Charlie dug through his pockets, but he didn’t have any cash. “I’ll bring one tomorrow.”

“The festival is over tonight.” The clown’s voice became a growl that resonated in the center of Charlie’s chest. “All over.” He reached for Charlie, who stumbled backwards up the steps. His instincts told him not to let the clown touch him. Curse, hex, whatever the thing did to him, it would be swift, invisible, and lethal.

“Hey, Demon!” Maggie called. She stood at the top of the steps, and her long turquoise coat swirled around her. The wind picked up and drove the tiny droplets of water into exposed skin. Thunder boomed overhead, and lightning crackled across the sky as time turned backwards for a moment and then halted, the festival attendees frozen in place.

The clown stopped just inches short of touching Charlie and turned its attention to her.

“You know I’ve got more of what you want,” she teased and batted her eyelashes at it. “Immortal energy, yum yum!”

Charlie wasn’t ready for the swiftness of the demon. To the human’s eyes, it looked like a blur met Maggie’s outstretched boot and rolled down the stairs. It crumpled, faded, and disappeared. He got to her side as quickly as he could and found her doubled over and breathless.

“Phew, that was quite a hit!” she panted. “You got those bullets I gave you?”

He nodded and pulled out his gun.

“Good. This time when he appears, don’t do anything until I tell you to. Not a move! Understand?”

“I do. But I’m not going to let you get hurt.”

She shook her head. “Trust me. It may look silly, and I’ve stunned it, but it’s a nasty critter. If it gets me, it will only knock me back a few centuries, but it will eat your very essence so that nothing will remain. All trace of you will be erased. Each of those tears on its face? A past victim. Including the blind artist, who became its puppet to lure new victims.”

She put her hands on his shoulders and swung him out of the way before the clown reappeared beside them and lunged for her. Charlie stumbled but got his balance and stood with his gun aimed at where they fought. Again, just blurs, her turquoise flashing against the clown’s gray and red. They moved too fast for Charlie to get a clear shot.

“Now!” Maggie held the clown in a head lock. It squirmed, and Charlie couldn’t get a true aim.

“Damn your little blue boy balls, Charlie, shoot it!”

He aimed as best he could and fired. The clown roared and disappeared. Maggie rubbed her arm where the bullet had gone through the thing’s shoulder and grazed her.

“Sonofabitch, that stings!”

Charlie ran to her side and looked at the wound. “You’re gonna need stitches.”

She stopped him from tracing it with his fingertip. “Demon blood only irritates me. It would poison you.” She looked at him through her dark lashes. “And I can’t let anything happen to you.”

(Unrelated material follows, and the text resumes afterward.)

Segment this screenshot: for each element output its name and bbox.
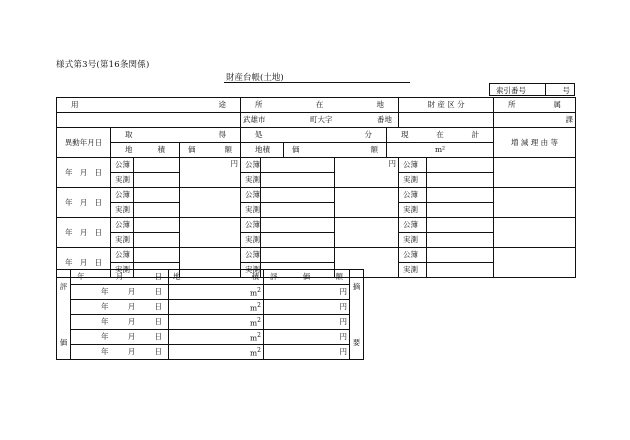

He ran his thumb along her jaw line, and his heart jumped to his throat when she covered his hand with hers and held it there. She must have been more scared than she’d let on.

“I’ve never kissed an immortal before, especially not one with such a filthy mouth,” he said. “Such language!”

“Oh, shut up, Detective.”

And he did.

8 comments

  1. I'm sorry, but clowns are just creepy! Your description of the clown was very visual, and so he was easy to imagine (and be afraid of). The scene where Maggie kind of flirts with him "Immortal energy, yum, yum." Well, that was just a hoot. She's a vibrant character. I'd love to see more of her. Thanks for sharing.

  2. Thanks, David! I'm glad you felt the tension.

    Maggie keeps appearing in my fiction, so I'm glad you liked her, Olivia. She's a character in a novel I'm shopping around right now. The inspiration for this story actually came from a dream.